It was a year of diet don’ts.
Last week, Google released a list of the most searched-for diets in 2019 — and while some have solid scientific backing, many were pseudoscientific BS.
Among the decent was intermittent fasting, which topped the list as the most-Googled diet. Research suggests that the regimen, which only allows you to eat during certain times of the day, can promote a healthy lifestyle and lead to weight loss. People also searched for Noom, an app that teaches healthy eating habits, and the “J.Lo diet,” which, sure — who wouldn’t want to know how to get a body like J.Lo? (To shape up for “Hustlers,” Lopez tackled a 10-day sugar-and-carbs fast.)

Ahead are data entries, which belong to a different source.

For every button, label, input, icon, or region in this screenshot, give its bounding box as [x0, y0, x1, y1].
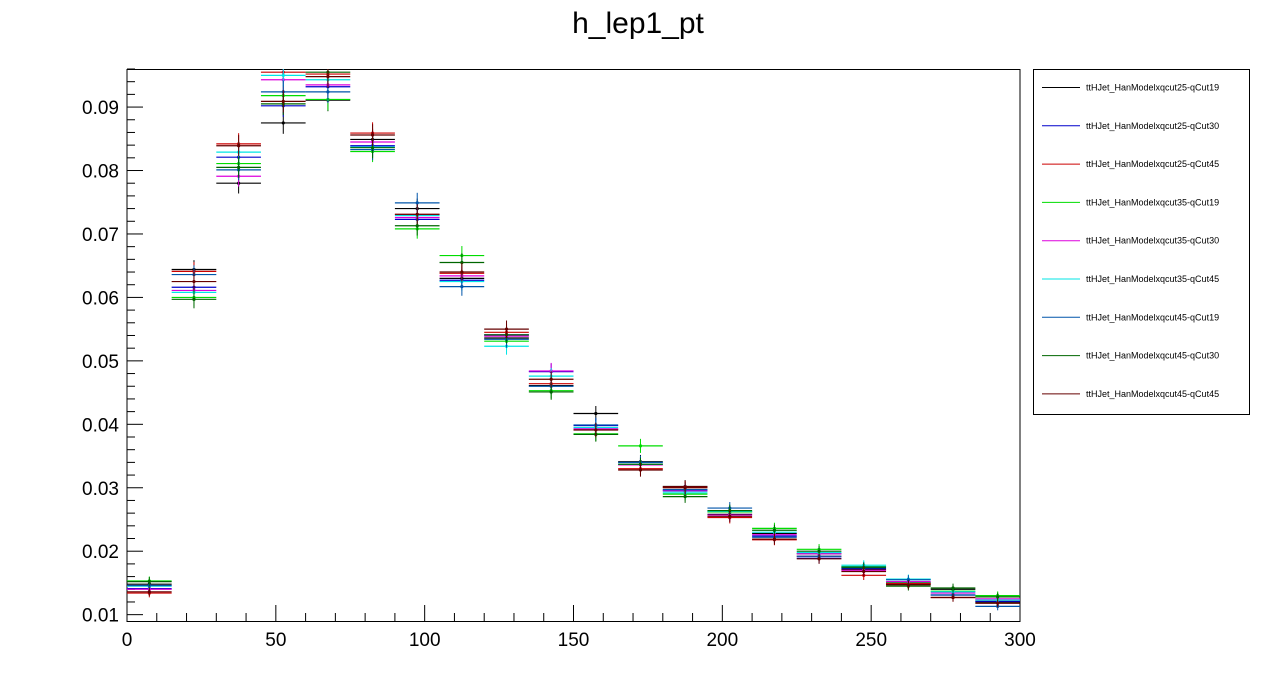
data-point — [618, 463, 663, 477]
data-point — [841, 566, 887, 577]
legend-label: ttHJet_HanModelxqcut45-qCut19 — [1086, 312, 1219, 322]
data-point — [171, 272, 217, 291]
plot-area — [127, 69, 1020, 611]
data-point — [350, 124, 395, 146]
series-3 — [127, 69, 1020, 605]
y-tick-label: 0.08 — [82, 162, 119, 183]
legend-label: ttHJet_HanModelxqcut35-qCut30 — [1086, 236, 1219, 246]
x-tick-label: 0 — [122, 630, 133, 651]
legend-item: ttHJet_HanModelxqcut25-qCut30 — [1042, 121, 1219, 131]
data-point — [260, 90, 306, 113]
data-point — [975, 599, 1020, 608]
data-point — [796, 553, 842, 564]
legend-label: ttHJet_HanModelxqcut25-qCut19 — [1086, 83, 1219, 93]
series-2 — [127, 75, 1020, 606]
y-tick-label: 0.01 — [82, 606, 119, 627]
series-4 — [127, 84, 1020, 600]
data-point — [216, 156, 261, 178]
legend-item: ttHJet_HanModelxqcut35-qCut30 — [1042, 236, 1219, 246]
y-tick-label: 0.05 — [82, 352, 119, 373]
legend-item: ttHJet_HanModelxqcut35-qCut19 — [1042, 197, 1219, 207]
data-point — [127, 587, 172, 597]
legend-label: ttHJet_HanModelxqcut25-qCut30 — [1086, 121, 1219, 131]
data-point — [394, 204, 440, 225]
legend-item: ttHJet_HanModelxqcut25-qCut19 — [1042, 83, 1219, 93]
legend-item: ttHJet_HanModelxqcut35-qCut45 — [1042, 274, 1219, 284]
x-tick-label: 100 — [409, 630, 441, 651]
legend-label: ttHJet_HanModelxqcut35-qCut45 — [1086, 274, 1219, 284]
legend-box — [1033, 69, 1250, 415]
y-tick-label: 0.09 — [82, 98, 119, 119]
data-point — [216, 135, 261, 157]
data-point — [528, 371, 574, 388]
data-point — [484, 320, 529, 338]
data-point — [618, 438, 663, 453]
data-point — [305, 69, 351, 88]
data-point — [662, 481, 708, 495]
legend: ttHJet_HanModelxqcut25-qCut19 ttHJet_HanM… — [1033, 69, 1250, 415]
legend-item: ttHJet_HanModelxqcut45-qCut30 — [1042, 351, 1219, 361]
legend-label: ttHJet_HanModelxqcut45-qCut30 — [1086, 351, 1219, 361]
y-tick-label: 0.04 — [82, 415, 119, 436]
data-point — [127, 577, 172, 587]
y-tick-label: 0.06 — [82, 288, 119, 309]
data-point — [707, 510, 753, 523]
y-tick-label: 0.03 — [82, 479, 119, 500]
legend-label: ttHJet_HanModelxqcut45-qCut45 — [1086, 389, 1219, 399]
y-axis: 0.01 0.02 0.03 0.04 0.05 0.06 0.07 0.08 0.09 — [82, 68, 143, 627]
data-point — [752, 533, 797, 545]
data-point — [439, 262, 485, 282]
legend-item: ttHJet_HanModelxqcut45-qCut45 — [1042, 389, 1219, 399]
data-point — [171, 290, 217, 309]
x-tick-label: 250 — [855, 630, 887, 651]
series-6 — [127, 69, 1020, 605]
x-tick-label: 150 — [558, 630, 590, 651]
series-9 — [127, 69, 1020, 608]
x-tick-label: 200 — [706, 630, 738, 651]
chart-title: h_lep1_pt — [572, 7, 704, 40]
x-axis: 0 50 100 150 200 250 300 — [122, 605, 1036, 651]
series-7 — [127, 80, 1020, 611]
data-point — [573, 422, 619, 438]
series-8 — [127, 69, 1020, 602]
x-tick-label: 50 — [265, 630, 286, 651]
legend-label: ttHJet_HanModelxqcut25-qCut45 — [1086, 159, 1219, 169]
plot-frame — [126, 69, 1021, 622]
x-tick-label: 300 — [1004, 630, 1036, 651]
legend-item: ttHJet_HanModelxqcut25-qCut45 — [1042, 159, 1219, 169]
legend-item: ttHJet_HanModelxqcut45-qCut19 — [1042, 312, 1219, 322]
data-point — [886, 580, 931, 590]
y-tick-label: 0.02 — [82, 542, 119, 563]
legend-label: ttHJet_HanModelxqcut35-qCut19 — [1086, 197, 1219, 207]
data-point — [930, 593, 976, 602]
y-tick-label: 0.07 — [82, 225, 119, 246]
series-1 — [127, 88, 1020, 606]
series-5 — [127, 69, 1020, 603]
data-point — [930, 583, 976, 593]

But other searches were real head-scratchers. Here, Manhattan-based registered dietitian Martha McKittrick breaks down some of the weirder queries.
The Dr. Sebi diet
The late Dr. Sebi (real name Alfredo Bowman) wasn’t actually a doctor at all, but a self-proclaimed healer. His diet is essentially a mashup of veganism, supplements and the alkaline diet, which encourages eating food that makes your body’s pH less acidic, for health reasons.
Dr. Sebi, who died in 2016, claimed that his diet — the No. 2 most-searched-for on Google last year — could cure diseases such as AIDS and leukemia. Surprise: It couldn’t. He was successfully sued in 1993 and ordered to stop making these assertions. Still, he garnered a spate of celebrity fans such as the late Nipsey Hussle and Lisa “Left Eye” Lopes.
Although Dr. Sebi’s wild claims are terrifying, eating an alkaline-rich diet isn’t the worst thing for your body, says McKittrick. “This diet is based on eating whole, unprocessed foods and shunning animal products . . . [which] can be a good thing.” But if you get healthier on it, it’s probably just because you’re eating more veggies than before. All that alkaline, supplement stuff “doesn’t have any scientific proof behind it,” she says.
The Golo diet
The Golo diet, which ranked fifth among diet-conscious Googlers’ queries this year, is based on a low-glycemic diet. That means eating foods that don’t raise blood sugar. That part’s all good — blood-sugar spikes can lead to hunger pangs, and low-glycemic foods include lots of healthy staples, including vegetables, legumes, whole grains, yogurt and fruit.
If that were it, the plan would be pretty reasonable, says McKittrick. But the Golo diet takes things a step further: It purports that the key to weight loss is hormonal balance, and for that, it hawks supplements. To nutrition experts, that’s a red flag.
“I’d step away from anything that tries to sell you supplements,” she says of the diet. “Do we know what’s in the supplements? Eating healthy food and exercising is going to balance hormones.”
The Dubrow diet
Reality TV for the win! “The Dubrow Diet,” the sixth most-Googled diet of 2019, is a book written by Terry Dubrow, M.D., who stars on E!’s cosmetic surgery disasters show “Botched,” and his wife, Heather, a former cast member of Bravo’s “The Real Housewives of Orange County.” They might not sound like the most reputable sources in the world, but this diet’s actually OK, says McKittrick. It centers on “interval eating,” which entails fasting for 12 to 16 hours a day. Basically, it’s just a riff on intermittent fasting.
“This is nothing new,” says McKittrick. “It’s just a repackaged a diet based on time-restricted eating, but with cutesy titles added like ‘get hot for the summer’ and ‘the red carpet diet.’ Seems like it’s just good marketing to me.”
The sirtfood diet
Created by UK celebrity nutritionists, Google’s No. 7 most-searched-for diet in 2019 focuses on sirtuins, proteins that help regulate cellular health. They propose that sirtfoods — foods that may help the body produce more sirtuins — can activate your “skinny genes,” mimicking the effects of diet and exercise without all the hassle. Sirtfoods include kale, strawberries, red wine and dark chocolate.
“I had never heard of it; it’s so bizarre,” McKittrick says of the diet, which reportedly counts Adele and Pippa Middleton as fans and promises a slew of benefits, including weight loss and increased energy. “It claims you will lose seven pounds in seven days? Sketchy.”
If they really found a way to activate “skinny genes,” she says, “sounds like they’d be up for the Nobel Prize.”